Пока расшифровывали донесение Ивана Фёдоровича, генерал аккуратно выложил поверх лежащей на столе большой военной карты листок папиросной бумаги с мелко вычерченной картой Ворошиловградской области, как это делал на глазах у Кати Иван Фёдорович. (Трудно было представить себе, что это было всего лишь позапрошлой ночью!) Генерал разгладил листок тонкими пальцами и сказал с видимым удовольствием:
— Вот это работа, я понимаю!.. Чорт возьми! — вдруг воскликнул он. — Она опять укрепляют Миус. Обратите внимание, Андрей Ефимович…
Андрей Ефимович склонился к карте, и на сильном лице его явственнее обозначились мелкие морщинки, старившие Андрея Ефимовича. Другие военные тоже приблизили свои лица к маленькому листочку папиросной бумаги поверх военной карты.

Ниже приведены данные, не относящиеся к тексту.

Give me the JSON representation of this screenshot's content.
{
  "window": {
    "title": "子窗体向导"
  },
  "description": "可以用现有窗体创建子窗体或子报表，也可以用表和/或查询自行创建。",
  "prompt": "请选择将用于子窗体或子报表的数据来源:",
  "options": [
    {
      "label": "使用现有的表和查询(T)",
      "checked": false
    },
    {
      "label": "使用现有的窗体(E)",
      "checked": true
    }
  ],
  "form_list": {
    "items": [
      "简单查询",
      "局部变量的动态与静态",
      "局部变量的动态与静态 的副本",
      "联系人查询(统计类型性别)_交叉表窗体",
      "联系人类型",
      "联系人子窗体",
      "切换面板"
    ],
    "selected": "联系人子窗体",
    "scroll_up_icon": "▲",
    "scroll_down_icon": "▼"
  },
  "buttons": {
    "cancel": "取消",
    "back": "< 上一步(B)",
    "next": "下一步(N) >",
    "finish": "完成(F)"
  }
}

— Нам-то уж не придётся иметь с ними дело на Миусе. Но вы знаете, что это значит? — сказал генерал, вскинув на Андрея Ефимовича весёлый взгляд из-под длинных своих ресниц. — Они не так уж глупы: им теперь действительно придётся уходить с Северного Кавказа и с Кубани!
Генерал засмеялся, а Катя покраснела — настолько слова генерала совпадали с предположениями Ивана Фёдоровича.
— А теперь посмотрим, что здесь нового для нас. — Генерал взял лежавшую поверх военной карты большую лупу и стал рассматривать значки и кружочки, расставленные точной рукой Ивана Фёдоровича на листке папиросной бумаги. — Это известно, это известно… так… так… — Он разбирал смысл значков Ивана Фёдоровича без объяснительной записки, которая ещё не была расшифрована. — Что ж, значит наш Василий Прохорович не так уж плох, а ты всё — «разведка плоха, разведка плоха»! — с тонко скрытой иронией сказал генерал стоявшему рядом с ним массивному полковнику с чёрными усами, начальнику штаба корпуса.